Впрочем, после второго бокала я стал воспринимать действительность гораздо легкомысленнее. Пан Михульский уверял меня, что торопиться некуда. Москали простоят ещё часа три, прежде чем побегут. Они всегда отступают, но почему-то любят, чтобы их перед этим долго убивали.
– Так выпьем же за торжество свободы над диким фанатизмом варваров,
– провозгласил Михульский, наполняя свой кованый кубок, из которого могла бы напиться средней комплекции артиллерийская лошадь.
Приметно покачиваясь, старый вояка поднялся с ковра, его собутыльники стали вскакивать с криками "vivat", и я также попробовал утвердиться на своих слабеющих ногах. Земля подо мной качнулась, и я, сквозь пляску головокружения, успел подумать: "Как же я пойду через овраг?"
– Настоящий улан… – сказал пан Михульский.
Но я так и не узнал, что же такое, собственно, настоящий улан и в чем было дело. Потому что это были последние слова, услышанные мной в нормальной человеческой жизни. И жизнь моя разделилась на две совершенно разные части – до и после этих слов.

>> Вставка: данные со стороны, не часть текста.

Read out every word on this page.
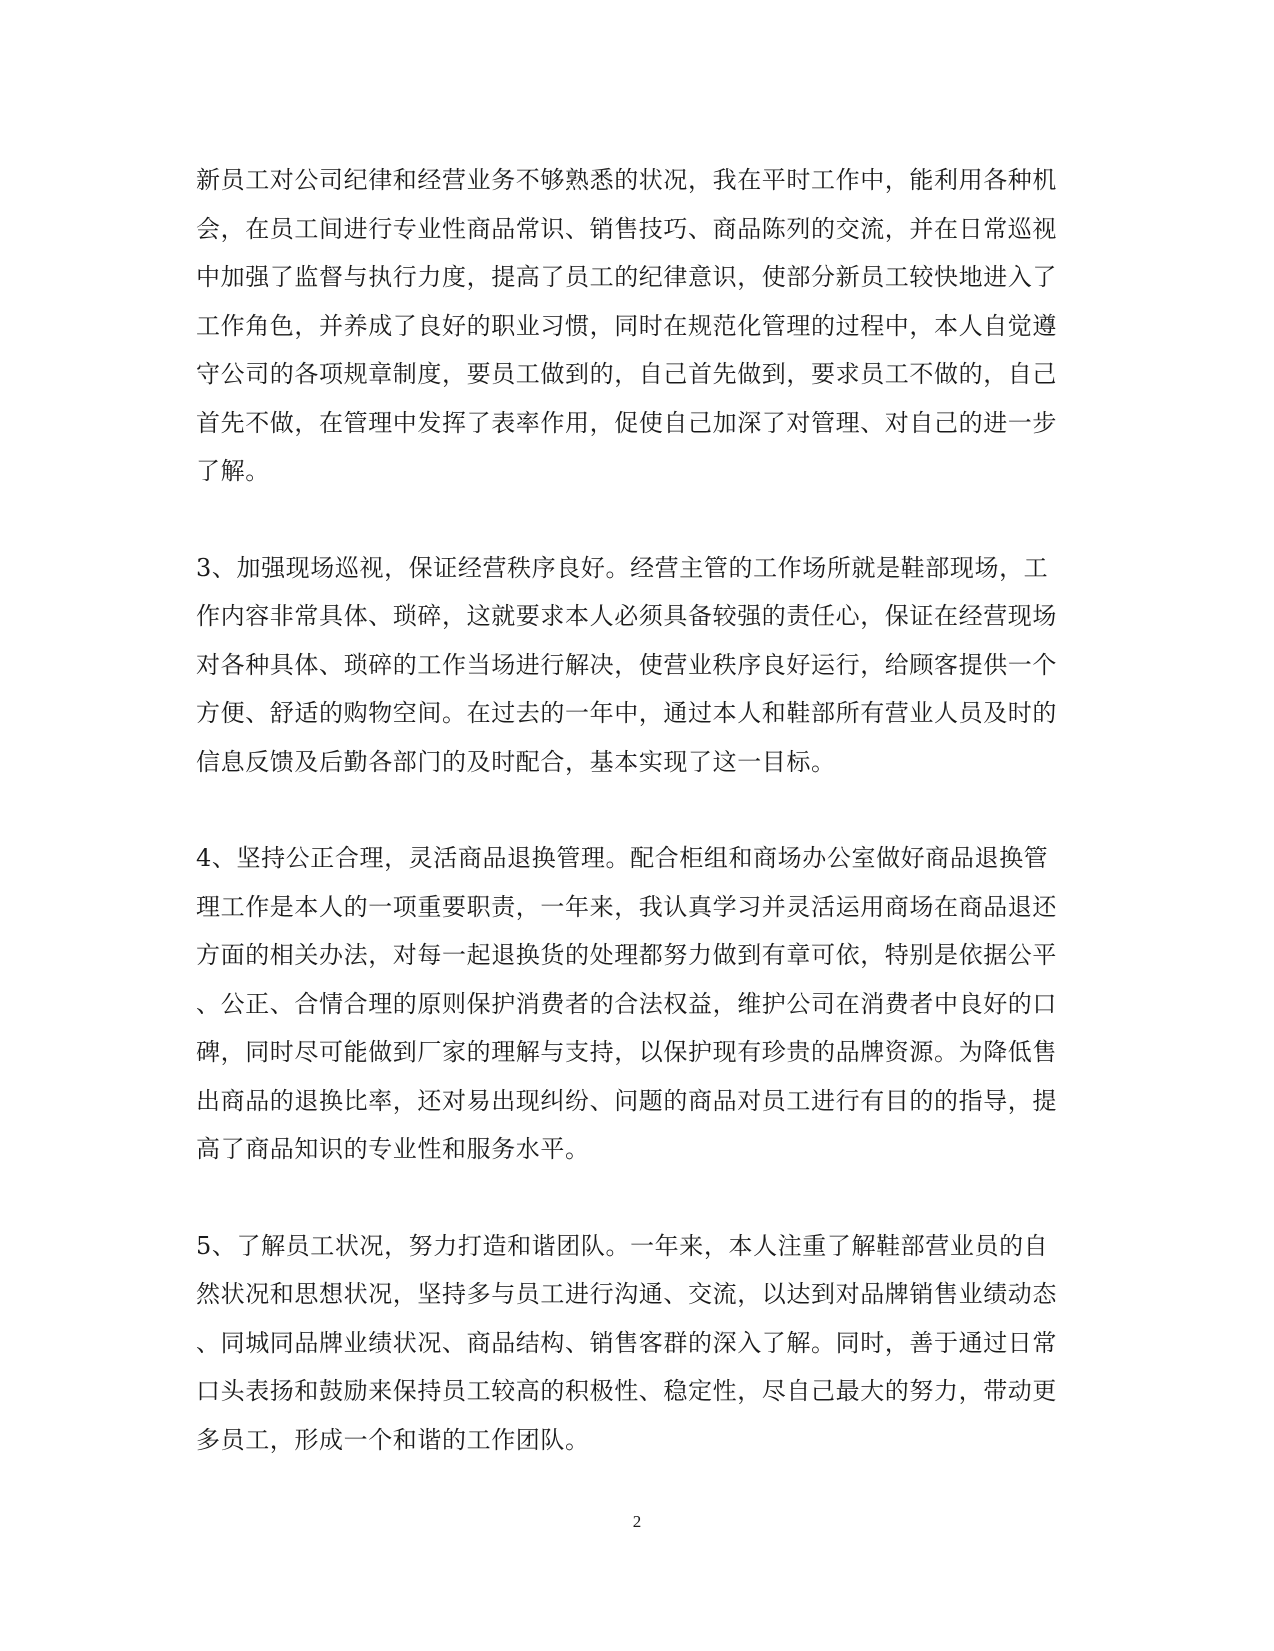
新员工对公司纪律和经营业务不够熟悉的状况，我在平时工作中，能利用各种机
会，在员工间进行专业性商品常识、销售技巧、商品陈列的交流，并在日常巡视
中加强了监督与执行力度，提高了员工的纪律意识，使部分新员工较快地进入了
工作角色，并养成了良好的职业习惯，同时在规范化管理的过程中，本人自觉遵
守公司的各项规章制度，要员工做到的，自己首先做到，要求员工不做的，自己
首先不做，在管理中发挥了表率作用，促使自己加深了对管理、对自己的进一步
了解。

3、加强现场巡视，保证经营秩序良好。经营主管的工作场所就是鞋部现场，工
作内容非常具体、琐碎，这就要求本人必须具备较强的责任心，保证在经营现场
对各种具体、琐碎的工作当场进行解决，使营业秩序良好运行，给顾客提供一个
方便、舒适的购物空间。在过去的一年中，通过本人和鞋部所有营业人员及时的
信息反馈及后勤各部门的及时配合，基本实现了这一目标。

4、坚持公正合理，灵活商品退换管理。配合柜组和商场办公室做好商品退换管
理工作是本人的一项重要职责，一年来，我认真学习并灵活运用商场在商品退还
方面的相关办法，对每一起退换货的处理都努力做到有章可依，特别是依据公平
、公正、合情合理的原则保护消费者的合法权益，维护公司在消费者中良好的口
碑，同时尽可能做到厂家的理解与支持，以保护现有珍贵的品牌资源。为降低售
出商品的退换比率，还对易出现纠纷、问题的商品对员工进行有目的的指导，提
高了商品知识的专业性和服务水平。

5、了解员工状况，努力打造和谐团队。一年来，本人注重了解鞋部营业员的自
然状况和思想状况，坚持多与员工进行沟通、交流，以达到对品牌销售业绩动态
、同城同品牌业绩状况、商品结构、销售客群的深入了解。同时，善于通过日常
口头表扬和鼓励来保持员工较高的积极性、稳定性，尽自己最大的努力，带动更
多员工，形成一个和谐的工作团队。

2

– Вас поразило ядро? – просила Маргарита.
– Не знаю, – ответил Ион. – Но я помню перед собою флюгера воткнутых в землю пик, которые полоскались на ветру и двоились перед моими глазами. Не они ли привлекли внимание русского канонира, решившего пустить ядро по яркому ориентиру просто так, из озорства?
– Очнулся я от собственного стона, в каком-то болотце. Солнце закатилось или не совсем ещё взошло, и меня колотило холодом. В голове плескалась острая алая боль. Ноги как-то странно раздулись, онемели и мучительно кололись электрическими иголочками, как отсиженные. Я не мог сообразить, где нахожусь и что со мной произошло. Рядом никого не было, но с разных сторон доносились монотонные стоны, как будто меня передразнивали.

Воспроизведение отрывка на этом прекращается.